Fleisch, Wurst und Käse üben auf Hungrige eine geradezu magische Anziehungskraft aus. Warum das so ist, haben Forscher um Alain Dagher von der kanadischen McGill University in Montreal jetzt herausgefunden. Die Neurologen konzentrierten sich auf die Wirkungsweise des Hormons Ghrelin (abgekürzt von „Growth Hormon Release Inducing”). Es wird im Epithel des Magens gebildet, wenn er leer ist, und fordert quasi zum Essen auf. Dagher entdeckte, dass Ghrelin Gehirnregionen stimuliert, die den Menschen stärker auf visuelle Nahrungsmittelreize reagieren lassen.
Bisher hatten die Wissenschaftler angenommen, dass das Hungergefühl durch zwei unterschiedliche Mechanismen kontrolliert wird: zum einen durch Ghrelin, um ein konstantes Körpergewicht und eine ausreichende Energieversorgung zu gewährleisten.
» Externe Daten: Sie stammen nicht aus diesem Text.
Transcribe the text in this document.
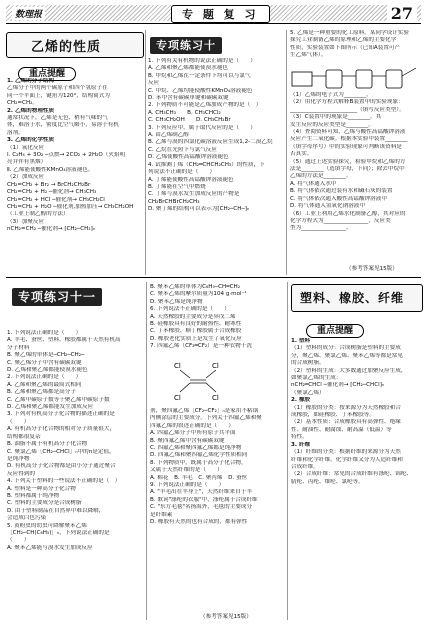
数理报	专 题 复 习	27
乙烯的性质
重点提醒

1. 乙烯的分子结构

乙烯分子中的两个碳原子和四个氢原子在

同一个平面上，键角为120°，结构简式为

CH₂=CH₂。

2. 乙烯的物理性质

通常状况下，乙烯是无色、稍有气味的气

体，难溶于水，密度比空气略小，易溶于有机

溶剂。

3. 乙烯的化学性质

（1）氧化反应

Ⅰ. C₂H₄ + 3O₂ ─点燃→ 2CO₂ + 2H₂O（火焰明

亮并伴有黑烟）

Ⅱ. 乙烯能使酸性KMnO₄溶液褪色。

（2）加成反应

CH₂=CH₂ + Br₂ → BrCH₂CH₂Br

CH₂=CH₂ + H₂ ─催化剂→ CH₃CH₃

CH₂=CH₂ + HCl ─催化剂→ CH₃CH₂Cl

CH₂=CH₂ + H₂O ─催化剂,加热加压→ CH₃CH₂OH

（工业上制乙醇的方法）

（3）加聚反应

nCH₂=CH₂ ─催化剂→ [CH₂─CH₂]ₙ

专项练习十

1. 下列有关有机物的说法正确的是（　　）

A. 乙烯和聚乙烯都能使溴水褪色

B. 甲烷和乙烯在一定条件下均可以与氯气

反应

C. 甲烷、乙烯均能使酸性KMnO₄溶液褪色

D. 苯中含有碳碳单键和碳碳双键

2. 下列物质不可能是乙烯加成产物的是（　）

A. CH₃CH₃　　B. CH₃CHCl₂

C. CH₃CH₂OH　　D. CH₃CH₂Br

3. 下列反应中，属于取代反应的是（　　）

A. 由乙烯制乙醇

B. 乙烯与溴的四氯化碳溶液反应生成1,2-二溴乙烷

C. 乙烷在光照下与氯气反应

D. 乙烯使酸性高锰酸钾溶液褪色

4. 试推测丁烯（CH₂═CHCH₂CH₃）的性质，下

列说法不正确的是（　　）

A. 丁烯能使酸性高锰酸钾溶液褪色

B. 丁烯能在空气中燃烧

C. 丁烯与溴水发生加成反应的产物是

CH₂BrCHBrCH₂CH₃

D. 聚丁烯的结构可以表示为[CH₂─CH─]ₙ

5. 乙烯是一种重要的化工原料。某同学设计实验

探究工业制备乙烯的原理和乙烯的主要化学

性质，实验装置如下图所示（已知A装置可产

生乙烯气体）。

（1）乙烯的电子式为________。

（2）用化学方程式解释B装置中的实验现象：

________________________（填写反应类型）。

（3）C装置中的现象是________，其

发生反应的反应类型是________。

（4）查阅资料可知，乙烯与酸性高锰酸钾溶液

反应产生二氧化碳。根据本实验中装置________

（填字母序号）中的实验现象可判断该资料是

否真实。

（5）通过上述实验探究，检验甲烷和乙烯的方

法是________（选填字母，下同）；除去甲烷中

乙烯的方法是________。

A. 将气体通入水中

B. 将气体依次通过装有水和碱石灰的装置

C. 将气体依次通入酸性高锰酸钾溶液中

D. 将气体通入氢氧化钠溶液中

（6）工业上利用乙烯水化制备乙醇，其对应的

化学方程式为________________，反应类

型为________________。

（参考答案见15版）
专项练习十一

1. 下列说法正确的是（　　）

A. 羊毛、蚕丝、塑料、橡胶都属于天然有机高

分子材料

B. 聚乙烯的单体是─CH₂─CH₂─

C. 聚乙烯分子中含有碳碳双键

D. 乙烯和聚乙烯都能使溴水褪色

2. 下列说法正确的是（　　）

A. 乙烯和聚乙烯的最简式相同

B. 乙烯和聚乙烯都是高分子

C. 乙烯中碳原子数等于聚乙烯中碳原子数

D. 乙烯和聚乙烯都能发生加成反应

3. 下列对有机高分子化合物的描述正确的是

（　　）

A. 有机高分子化合物的相对分子质量很大，

结构都很复杂

B. 油脂不属于有机高分子化合物

C. 聚氯乙烯［CH₂─CHCl］ₙ中的n是定值，

是纯净物

D. 有机高分子化合物都是由小分子通过聚合

反应得到的

4. 下列关于塑料的一些说法不正确的是（　）

A. 塑料是一种高分子化合物

B. 塑料都属于纯净物

C. 塑料的主要成分是合成树脂

D. 由于塑料制品在自然界中难以降解，

会造成白色污染

5. 黄粉虫的幼虫可降解聚苯乙烯

［CH₂─CH(C₆H₅)］ₙ，下列说法正确的是

（　　）

A. 聚苯乙烯能与溴水发生加成反应

B. 聚苯乙烯的单体为C₆H₅─CH═CH₂

C. 聚苯乙烯的摩尔质量为104 g·mol⁻¹

D. 聚苯乙烯是纯净物

6. 下列说法不正确的是（　　）

A. 天然橡胶的主要成分是异戊二烯

B. 硅橡胶具有良好的耐热性、耐寒性

C. 丁苯橡胶、顺丁橡胶属于合成橡胶

D. 橡胶老化实质上是发生了氧化反应

7. 四氟乙烯（CF₂═CF₂）是一种衣物干洗

Cl	Cl
Cl	Cl

剂，聚四氟乙烯［CF₂─CF₂］ₙ是家用不粘锅

内侧涂层的主要成分。下列关于四氟乙烯和聚

四氟乙烯的叙述正确的是（　　）

A. 四氟乙烯分子中所有原子共平面

B. 聚四氟乙烯中含有碳碳双键

C. 四氟乙烯和聚四氟乙烯都是纯净物

D. 四氟乙烯和聚四氟乙烯化学性质相同

8. 下列物质中，既属于高分子化合物，

又属于天然纤维的是（　　）

A. 棉花　B. 羊毛　C. 聚丙烯　D. 蚕丝

9. 下列说法正确的是（　　）

A. "羊毛出在羊身上"，天然纤维来自于羊

B. 歌词"涤纶的衣服"中，涤纶属于合成纤维

C. "东方毛毯"名扬海外，毛毯的主要成分

是纤维素

D. 橡胶有天然的也有合成的，都有弹性

（参考答案见15版）
塑料、橡胶、纤维
重点提醒

1. 塑料

（1）塑料的成分：合成树脂是塑料的主要成

分，聚乙烯、聚氯乙烯、聚苯乙烯等都是常见

的合成树脂。

（2）塑料的生成：大多数通过加聚反应生成，

如聚氯乙烯的生成：

nCH₂═CHCl ─催化剂→ [CH₂─CHCl]ₙ

（聚氯乙烯）

2. 橡胶

（1）橡胶的分类：按来源分为天然橡胶和合

成橡胶，如硅橡胶、丁苯橡胶等。

（2）基本性质：合成橡胶具有高弹性、绝缘

性、耐油性、耐腐蚀、耐高温（低温）等

特性。

3. 纤维

（1）纤维的分类：根据纤维的来源分为天然

纤维和化学纤维，化学纤维又分为人造纤维和

合成纤维。

（2）合成纤维：常见的合成纤维有涤纶、锦纶、

腈纶、丙纶、维纶、氯纶等。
Zum anderen durch das sogenannte Lustessen, das durch visuelle Reize und gute Gerüche ausgelöst wird – wenn man etwa ein köstliches Stück Kuchen erblickt. Dagher ist überzeugt, dass beide Mechanismen zusammenhängen. „Doch die entscheidende Rolle bei den Prozessen spielt Ghrelin”, erklärt der Forscher.
Sein Team hatte zwölf Freiwilligen eine kleinere Dosis des Hormons verabreicht und ihnen danach Bilder von Lebensmitteln wie Pizza oder Hamburgern gezeigt. Dabei wurde die Aktivität im Gehirn mit einem Magnetresonanztomographen gescannt. Es stellte sich heraus, dass die Aktivität in bestimmten Hirnregionen wie dem Striatum, dem orbifrontalen Cortex und der Amygdala deutlich erhöht war. In diesen Regionen werden Antworten auf äußere Reize koordiniert und Erinnerungen verfestigt. Dort sitzt auch das Belohnungszentrum, das von Drogen angesprochen wird und das Glückshormon Dopamin ausschüttet.
Diese Ergebnisse stützen laut Alain Dagher die These, dass sich Fettleibigkeit (Adipositas) auf eine im Gehirn ausgelöste Esssucht zurückführen lässt. Doch der Neurologe warnt davor, Adipositas mit Medikamenten zu behandeln, die Ghrelin blockieren: „Wir konnten zeigen, dass das Hormon auf Hirnregionen wirkt, die mit dem Entstehen von Gefühlen und Motivationen verbunden sind. Die zu unterdrücken, wäre gefährlich.”